A Closer Look at EyeGene
Employee Offers Personal Account of NIH-Supported Clinical Research
To truly understand someone’s experience, put yourself in their shoes. No doubt, you have heard this adage and it is certainly the case for the many people who participate in clinical research. Many of us who work at NIH regularly say how invaluable clinical study participants are to improving public health, but have you tried on their shoes yet?
I was first exposed to clinical research as a graduate student. Although financial compensation did provide some motivation (I was a poorly paid grad student after all), the promise of turning clinical research discoveries into public health benefit was the principal driver for my continued participation. As interesting and educational as these opportunities were, they did not study genetic retinal diseases that cause progressive vision loss—something close to home for me.
So, I searched “retinitis pigmentosa” in ClinicalTrials.gov, and inquired about a study. I soon received a response, which to my shock actually came from the then-director of the National Eye Institute.
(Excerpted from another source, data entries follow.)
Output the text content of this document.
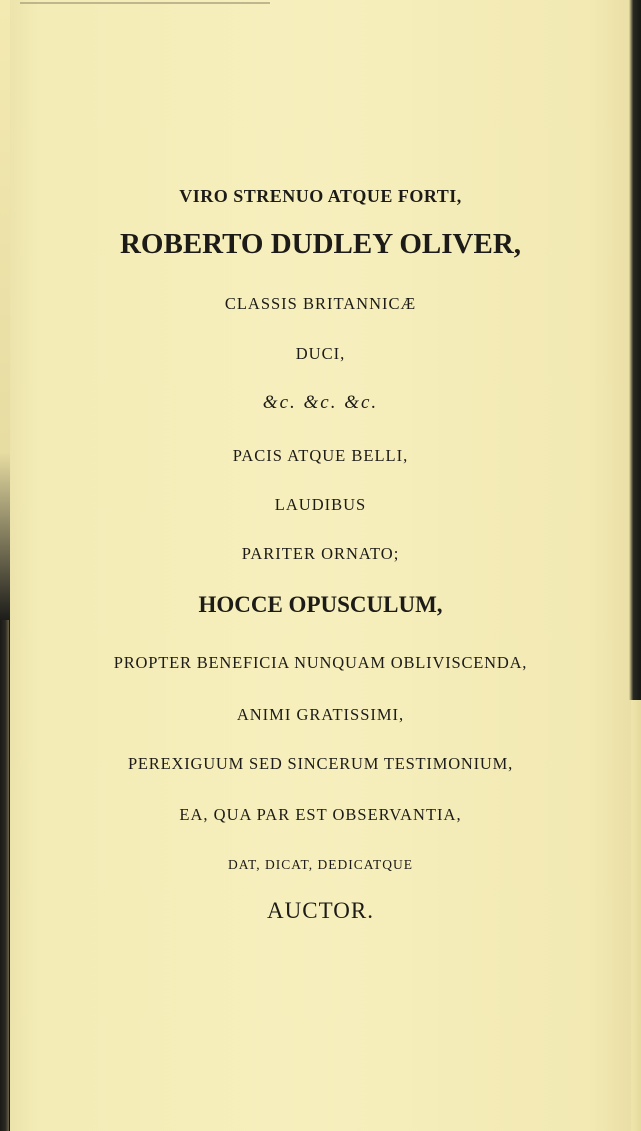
VIRO STRENUO ATQUE FORTI,
ROBERTO DUDLEY OLIVER,
CLASSIS BRITANNICÆ
DUCI,
&c. &c. &c.
PACIS ATQUE BELLI,
LAUDIBUS
PARITER ORNATO;
HOCCE OPUSCULUM,
PROPTER BENEFICIA NUNQUAM OBLIVISCENDA,
ANIMI GRATISSIMI,
PEREXIGUUM SED SINCERUM TESTIMONIUM,
EA, QUA PAR EST OBSERVANTIA,
DAT, DICAT, DEDICATQUE
AUCTOR.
Those types of emails definitely stand out in your inbox.
The study was called the National Ophthalmic Disease Genotyping and Phenotyping Network (eyeGENE). The initiative aims to better understand the genes involved in rare genetic, inherited eye disease—in people with the disorders and in their families. It makes eye examination data and DNA samples, including whole genomes, as widely available as possible to qualified researchers. The goal is for these data to be used in future studies on eye diseases in hopes of accelerating pathways to treatments.
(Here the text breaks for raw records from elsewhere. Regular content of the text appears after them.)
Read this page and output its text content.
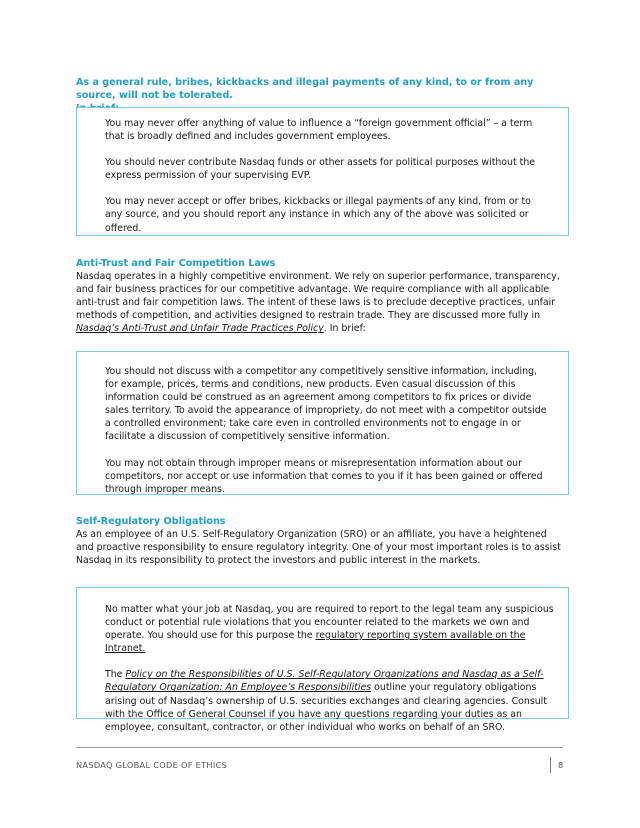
As a general rule, bribes, kickbacks and illegal payments of any kind, to or from any source, will not be tolerated.

You may never offer anything of value to influence a “foreign government official” – a term that is broadly defined and includes government employees.

You should never contribute Nasdaq funds or other assets for political purposes without the express permission of your supervising EVP.

You may never accept or offer bribes, kickbacks or illegal payments of any kind, from or to any source, and you should report any instance in which any of the above was solicited or offered.

Anti-Trust and Fair Competition Laws

Nasdaq operates in a highly competitive environment. We rely on superior performance, transparency, and fair business practices for our competitive advantage. We require compliance with all applicable anti-trust and fair competition laws. The intent of these laws is to preclude deceptive practices, unfair methods of competition, and activities designed to restrain trade. They are discussed more fully in Nasdaq’s Anti-Trust and Unfair Trade Practices Policy. In brief:

You should not discuss with a competitor any competitively sensitive information, including, for example, prices, terms and conditions, new products. Even casual discussion of this information could be construed as an agreement among competitors to fix prices or divide sales territory. To avoid the appearance of impropriety, do not meet with a competitor outside a controlled environment; take care even in controlled environments not to engage in or facilitate a discussion of competitively sensitive information.

You may not obtain through improper means or misrepresentation information about our competitors, nor accept or use information that comes to you if it has been gained or offered through improper means.

Self-Regulatory Obligations

As an employee of an U.S. Self-Regulatory Organization (SRO) or an affiliate, you have a heightened and proactive responsibility to ensure regulatory integrity. One of your most important roles is to assist Nasdaq in its responsibility to protect the investors and public interest in the markets.

No matter what your job at Nasdaq, you are required to report to the legal team any suspicious conduct or potential rule violations that you encounter related to the markets we own and operate. You should use for this purpose the regulatory reporting system available on the Intranet.

The Policy on the Responsibilities of U.S. Self-Regulatory Organizations and Nasdaq as a Self-Regulatory Organization: An Employee’s Responsibilities outline your regulatory obligations arising out of Nasdaq’s ownership of U.S. securities exchanges and clearing agencies. Consult with the Office of General Counsel if you have any questions regarding your duties as an employee, consultant, contractor, or other individual who works on behalf of an SRO.

NASDAQ GLOBAL CODE OF ETHICS	8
I have now participated in the program at the Clinical Center for more than a decade. Each visit can consist of many hours of tests beyond the traditional eye exam.
Clinicians start with the standard eye chart to assess visual acuity, then conduct a visual field exam to understand how much the eye sees in any direction without moving.
Occasionally, they need to know the electrical activity of the retina to see how that has changed over time. When I am hooked up to an electroretinalgram as part of the procedure, I feel like the main character in A Clockwork Orange who undergoes government aversion therapy.
The medical team may next use optical coherence tomography to map and measure distances between the retinal layers. Genetic testing will likely be offered too, which did confirm my earlier diagnosis. It also identified the specific gene mutation causing my progressive vision loss, helping explain the origins of my superhuman mutant power.
I learn something new about my vision loss each time. The staff are always helpful, kind and willing to answer every question I have. They review with me the results of the day, expected prognosis and any clinical trials that may be of interest.
Even at the very first visit, after realizing I am a scientist and did not want any sugar coating on my test results, my staff clinician sat back in his chair and said “ok, I’ll give it to you straight.” I have seen him multiple times since, and truly appreciate his honesty and candor.
More than 6,400 other people are part of the eyeGENE network from the U.S. and Canada, representing over 30 different eye diagnoses and experiences. Genomic information is available in the biobank for more than 95 percent of these participants. Their contributions have led to at least 90 publications and 32 secondary research studies.
I am pleased that my participation enriches the body of knowledge that researchers can use to move genetic eye research forward. It also had an unexpected side effect. Where once I was in obvious denial, the program helped me better embrace and learn to thrive with my own particular medical situation as I learned more about it.
I hope reading about this experience will encourage NIH staff to consider participating in a study, or at least pass along resources for others. Who knows, maybe you will find it an eye-opening experience too.